I arrived in Los Angeles for the annual Congress of the United States Student Association early this afternoon, just in time for officer nominations, and those nominations suggest that there’s an interesting Congress in store.
USSA has two national officers — a president and a vice president. For many years, each year’s vice president has run for president at the end of his or her term, and has won. This informal practice has ensured that each year’s president has had a year’s experience in the Association’s national office before taking over.

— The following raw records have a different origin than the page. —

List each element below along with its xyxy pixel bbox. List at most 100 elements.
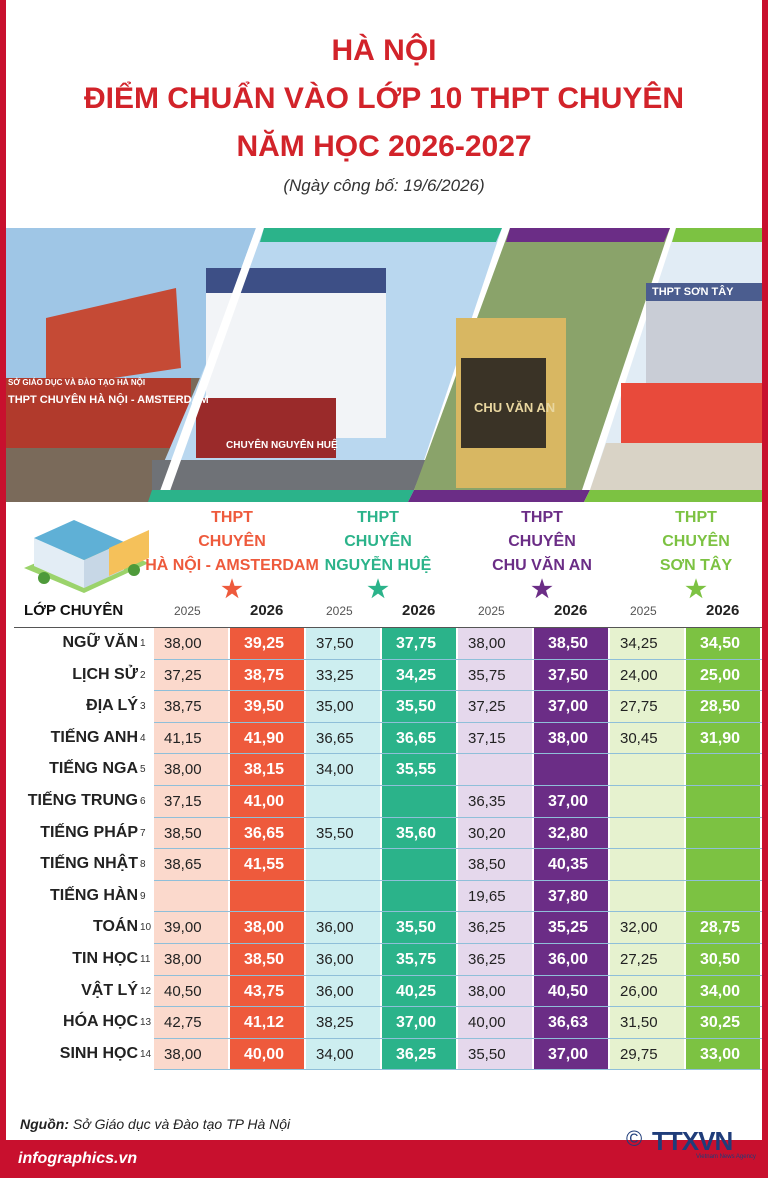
- score-cell: 35,50: [468, 1045, 506, 1063]
- year-2025-label: 2025: [174, 604, 201, 618]
- score-cell: 35,25: [548, 919, 589, 937]
- score-cell: 37,50: [316, 635, 354, 652]
- score-cell: 35,00: [316, 698, 354, 716]
- title-year: NĂM HỌC 2026-2027: [236, 130, 532, 163]
- row-divider: [154, 1006, 762, 1008]
- table-row: TIẾNG PHÁP 7 38,50 36,65 35,50 35,60 30,20 32,8…: [6, 818, 762, 849]
- header: HÀ NỘI ĐIỂM CHUẨN VÀO LỚP 10 THPT CHUYÊN…: [6, 0, 762, 230]
- score-cell: 36,63: [548, 1014, 589, 1032]
- row-number: 14: [140, 1048, 152, 1060]
- score-cell: 27,25: [620, 951, 658, 968]
- score-cell: [610, 754, 686, 785]
- score-cell: [686, 786, 762, 817]
- score-cell: 38,00: [164, 761, 202, 779]
- star-icon: ★: [367, 576, 389, 603]
- school-header-2: THPT CHUYÊN NGUYỄN HUỆ ★: [288, 506, 468, 626]
- ttxvn-logo: TTXVN: [652, 1126, 733, 1156]
- school-name-line: THPT: [521, 509, 563, 526]
- school-name-line: SƠN TÂY: [659, 557, 733, 574]
- score-cell: 36,25: [396, 1045, 437, 1063]
- column-bg: [686, 628, 760, 1071]
- score-cell: 38,00: [164, 635, 202, 652]
- score-cell: 27,75: [620, 698, 658, 716]
- score-cell: [610, 881, 686, 912]
- row-divider: [154, 974, 762, 976]
- score-cell: 37,15: [468, 729, 506, 747]
- table-row: VẬT LÝ 12 40,50 43,75 36,00 40,25 38,00 40,50 26…: [6, 976, 762, 1007]
- score-cell: 36,25: [468, 919, 506, 937]
- score-cell: [382, 849, 458, 880]
- score-cell: 38,00: [548, 729, 589, 747]
- score-cell: [306, 881, 382, 912]
- row-number: 10: [140, 922, 152, 934]
- score-cell: 40,50: [548, 982, 589, 1000]
- school-name-line: CHU VĂN AN: [492, 557, 592, 574]
- title-main: ĐIỂM CHUẨN VÀO LỚP 10 THPT CHUYÊN: [83, 82, 685, 115]
- row-number: 11: [140, 954, 151, 965]
- score-cell: [382, 881, 458, 912]
- row-divider: [154, 1037, 762, 1039]
- row-divider: [154, 911, 762, 913]
- school-name-line: NGUYỄN HUỆ: [324, 557, 432, 574]
- score-cell: 35,55: [396, 761, 437, 779]
- score-cell: 38,50: [164, 824, 202, 842]
- table-row: ĐỊA LÝ 3 38,75 39,50 35,00 35,50 37,25 37,00 27,…: [6, 691, 762, 722]
- table-row: SINH HỌC 14 38,00 40,00 34,00 36,25 35,50 37,00…: [6, 1039, 762, 1070]
- score-cell: 37,00: [548, 698, 589, 716]
- row-divider: [154, 1069, 762, 1071]
- score-cell: 37,80: [548, 887, 589, 905]
- score-cell: 37,25: [164, 666, 202, 684]
- row-number: 12: [140, 985, 152, 997]
- school-name-line: THPT: [211, 509, 253, 526]
- score-cell: 37,00: [548, 1045, 589, 1063]
- school-name-line: CHUYÊN: [198, 533, 266, 550]
- score-cell: 41,12: [244, 1014, 285, 1032]
- score-cell: 24,00: [620, 666, 658, 684]
- score-cell: 36,65: [396, 729, 437, 747]
- score-cell: 35,50: [396, 698, 437, 716]
- score-cell: 29,75: [620, 1045, 658, 1063]
- score-cell: 34,50: [700, 635, 741, 652]
- subject-label: HÓA HỌC: [63, 1013, 138, 1031]
- score-cell: 30,20: [468, 824, 506, 842]
- subject-label: TIẾNG PHÁP: [40, 823, 138, 841]
- score-cell: 32,00: [620, 919, 658, 937]
- score-cell: 34,00: [316, 1045, 354, 1063]
- subject-label: VẬT LÝ: [81, 981, 138, 999]
- score-cell: [534, 754, 610, 785]
- score-cell: 38,15: [244, 761, 285, 779]
- year-2026-label: 2026: [554, 602, 588, 619]
- score-cell: 38,25: [316, 1014, 354, 1032]
- subject-label: TIN HỌC: [72, 950, 138, 967]
- school-header-4: THPT CHUYÊN SƠN TÂY ★: [606, 506, 768, 626]
- photo4-sign: THPT SƠN TÂY: [652, 286, 734, 298]
- score-cell: 40,50: [164, 982, 202, 1000]
- row-divider: [154, 943, 762, 944]
- score-cell: 38,75: [244, 666, 285, 684]
- score-cell: 35,75: [396, 951, 437, 968]
- table-top-line: [14, 627, 762, 628]
- row-divider: [154, 658, 762, 660]
- score-cell: 40,35: [548, 856, 589, 874]
- copyright-icon: ©: [626, 1126, 643, 1151]
- score-cell: 37,50: [548, 666, 589, 684]
- star-icon: ★: [531, 576, 553, 603]
- column-bg: [306, 628, 380, 1071]
- score-cell: 38,65: [164, 856, 202, 874]
- score-cell: 40,25: [396, 982, 437, 1000]
- score-cell: 36,00: [548, 951, 589, 968]
- row-divider: [154, 753, 762, 755]
- year-2025-label: 2025: [478, 604, 505, 618]
- year-2026-label: 2026: [250, 602, 284, 619]
- score-cell: 38,00: [468, 982, 506, 1000]
- row-number: 4: [140, 732, 146, 744]
- row-number: 2: [140, 669, 146, 681]
- row-divider: [154, 879, 762, 881]
- score-cell: [686, 849, 762, 880]
- school-name-line: CHUYÊN: [508, 533, 576, 550]
- score-cell: [686, 754, 762, 785]
- subject-label: TIẾNG ANH: [50, 728, 138, 746]
- score-cell: 39,00: [164, 919, 202, 937]
- score-cell: 38,50: [244, 951, 285, 968]
- score-cell: 38,00: [468, 635, 506, 652]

That apprenticeship is particularly significant given USSA’s structure. The Association does not have an Executive Director or any other permanent staff — with the exception of its office manager, all USSA’s employees serve short terms. The organization, unlike many student and youth organizations, is led by its elected officers, who are invariably recent college graduates themselves.
So the office of USSA president is a big and complex one, and it would be difficult for anyone to walk into it and be effective without having served a year as veep first. It’s possible, certainly, and there’s nothing in the USSA constitution to prohibit it — each year’s presidential election gives the Association’s membership an opportunity to block the outgoing vice president from becoming president — but it’s not something that has happened in the Association’s modern history.
Which is why it’s interesting that the competition this year is in the vice presidential slot.
USSA officer elections are often uncontested, with the outgoing vice president selecting his or her successor, and the Congress ratifying that choice. (For more on this historical background, see this followup post.) But this year there are two legitimate candidates for vice president — Daniel Ramos of Colorado and Victor Sanchez of California.
I’ll have more on this race tomorrow.